The triptych now resides in the Royal Museum for Fine Arts in Antwerp, rather than its original installation location, which perhaps helped to ensure its preservation. The artist created this set of panels around the years of 1613 and 1615. The overall project has been requested by Sir Nicolaas II Rockox and his wife Adriana Perez, which is why it is sometimes known as the Rockox Triptych. It was intended for a small church in Antwerp, and the outer panels depict the commissioning couple themselves which was common during the Baroque era as a means to establishing one's legacy through fine art. We are now sure about how much they paid for Rubens' services but it is likely to be in line with his other payments at around this time. He most likely worked solely on this set of paintings, because they were not overly complex and so the assistance of his team was not really necessary.
Nicolaas Rockox was planning his legacy when he contacted Rubens about this project. He chose a position for where he would be laid, as well as where his wife would likely follow in the years that followed. He was already close to the artist and so the decision on who to produce this set of paintings was probably a fairly easy one. The overall artwork is intended most of all to underline the couple's devotion and commitment to their faith. We see here within the central panel the apparition of Christ, leaving Thomas incredulous. He was previously the doubter who realised his error. Also within the scene is apostle Peter and also Paul. There is a theme also of forgiveness within this setting and a generally positive and forward thinking aspect.
The Incredulity of St Thomas is normally on display at the Royal Museum of Fine Arts in Antwerp, Belgium. Some of the other highlights to be found within their collection include a stunning Self Portrait by Jean-Auguste-Dominique Ingres, The Intrigue by James Ensor, The Preacher Eleazar Swalmius by Rembrandt and also The Lamentation over the Dead Christ by Anthony van Dyck.
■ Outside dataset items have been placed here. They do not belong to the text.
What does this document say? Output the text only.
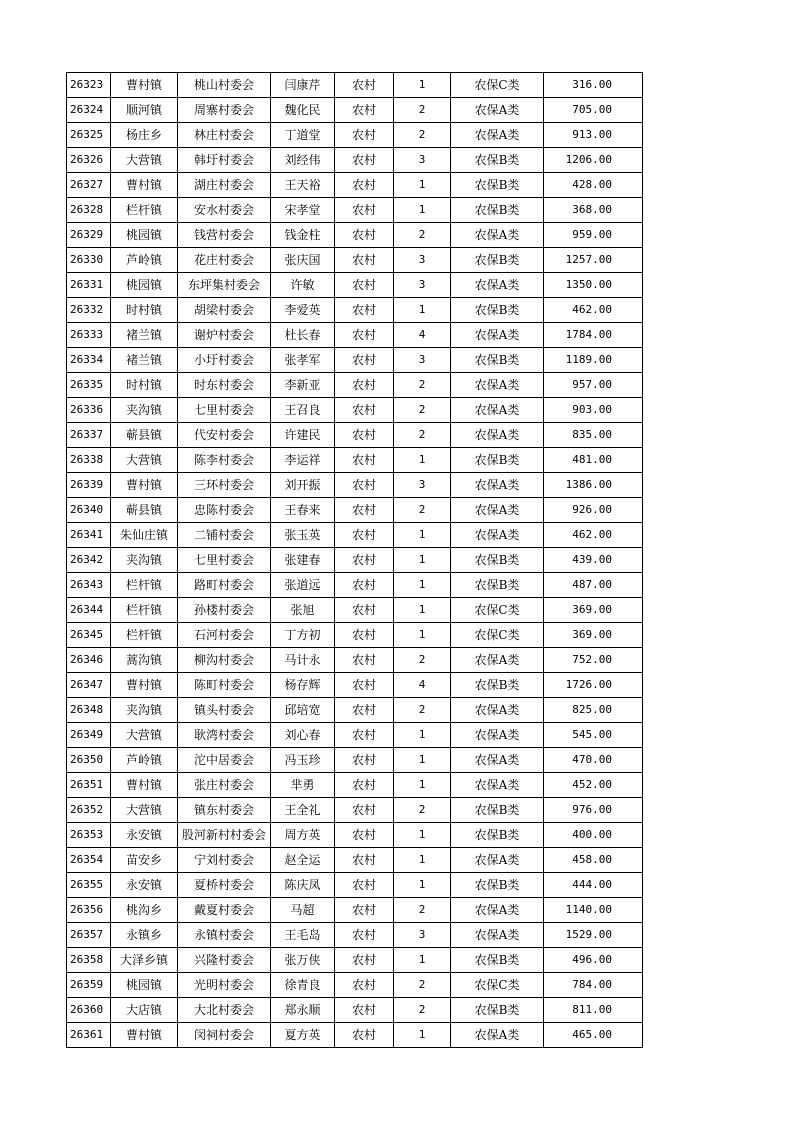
26323	曹村镇	桃山村委会	闫康芹	农村	1	农保C类	316.00
26324	顺河镇	周寨村委会	魏化民	农村	2	农保A类	705.00
26325	杨庄乡	林庄村委会	丁道堂	农村	2	农保A类	913.00
26326	大营镇	韩圩村委会	刘经伟	农村	3	农保B类	1206.00
26327	曹村镇	湖庄村委会	王天裕	农村	1	农保B类	428.00
26328	栏杆镇	安水村委会	宋孝堂	农村	1	农保B类	368.00
26329	桃园镇	钱营村委会	钱金柱	农村	2	农保A类	959.00
26330	芦岭镇	花庄村委会	张庆国	农村	3	农保B类	1257.00
26331	桃园镇	东坪集村委会	许敏	农村	3	农保A类	1350.00
26332	时村镇	胡梁村委会	李爱英	农村	1	农保B类	462.00
26333	褚兰镇	谢炉村委会	杜长春	农村	4	农保A类	1784.00
26334	褚兰镇	小圩村委会	张孝军	农村	3	农保B类	1189.00
26335	时村镇	时东村委会	李新亚	农村	2	农保A类	957.00
26336	夹沟镇	七里村委会	王召良	农村	2	农保A类	903.00
26337	蕲县镇	代安村委会	许建民	农村	2	农保A类	835.00
26338	大营镇	陈李村委会	李运祥	农村	1	农保B类	481.00
26339	曹村镇	三环村委会	刘开振	农村	3	农保A类	1386.00
26340	蕲县镇	忠陈村委会	王春来	农村	2	农保A类	926.00
26341	朱仙庄镇	二铺村委会	张玉英	农村	1	农保A类	462.00
26342	夹沟镇	七里村委会	张建春	农村	1	农保B类	439.00
26343	栏杆镇	路町村委会	张道远	农村	1	农保B类	487.00
26344	栏杆镇	孙楼村委会	张旭	农村	1	农保C类	369.00
26345	栏杆镇	石河村委会	丁方初	农村	1	农保C类	369.00
26346	蒿沟镇	柳沟村委会	马计永	农村	2	农保A类	752.00
26347	曹村镇	陈町村委会	杨存辉	农村	4	农保B类	1726.00
26348	夹沟镇	镇头村委会	邱培宽	农村	2	农保A类	825.00
26349	大营镇	耿湾村委会	刘心春	农村	1	农保A类	545.00
26350	芦岭镇	沱中居委会	冯玉珍	农村	1	农保A类	470.00
26351	曹村镇	张庄村委会	芈勇	农村	1	农保A类	452.00
26352	大营镇	镇东村委会	王全礼	农村	2	农保B类	976.00
26353	永安镇	股河新村村委会	周方英	农村	1	农保B类	400.00
26354	苗安乡	宁刘村委会	赵全运	农村	1	农保A类	458.00
26355	永安镇	夏桥村委会	陈庆凤	农村	1	农保B类	444.00
26356	桃沟乡	戴夏村委会	马超	农村	2	农保A类	1140.00
26357	永镇乡	永镇村委会	王毛岛	农村	3	农保A类	1529.00
26358	大泽乡镇	兴隆村委会	张万侠	农村	1	农保B类	496.00
26359	桃园镇	光明村委会	徐青良	农村	2	农保C类	784.00
26360	大店镇	大北村委会	郑永顺	农村	2	农保B类	811.00
26361	曹村镇	闵祠村委会	夏方英	农村	1	农保A类	465.00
The overall selection is focused at key local artists as well as a wider survey of European painters from more traditional art movements. Rubens himself is well represented here, with a number of his original artworks on display, and all in all, this is an excellent venue from which to learn more about the contributions of several highly prominent painters from around the time, and just after, Peter Paul Rubens. Belguim itself has a fine history within art, as well as the local surrounding regions, and so it is entirely appropriate that such a good collection of work would be located here in the city of Antwerp.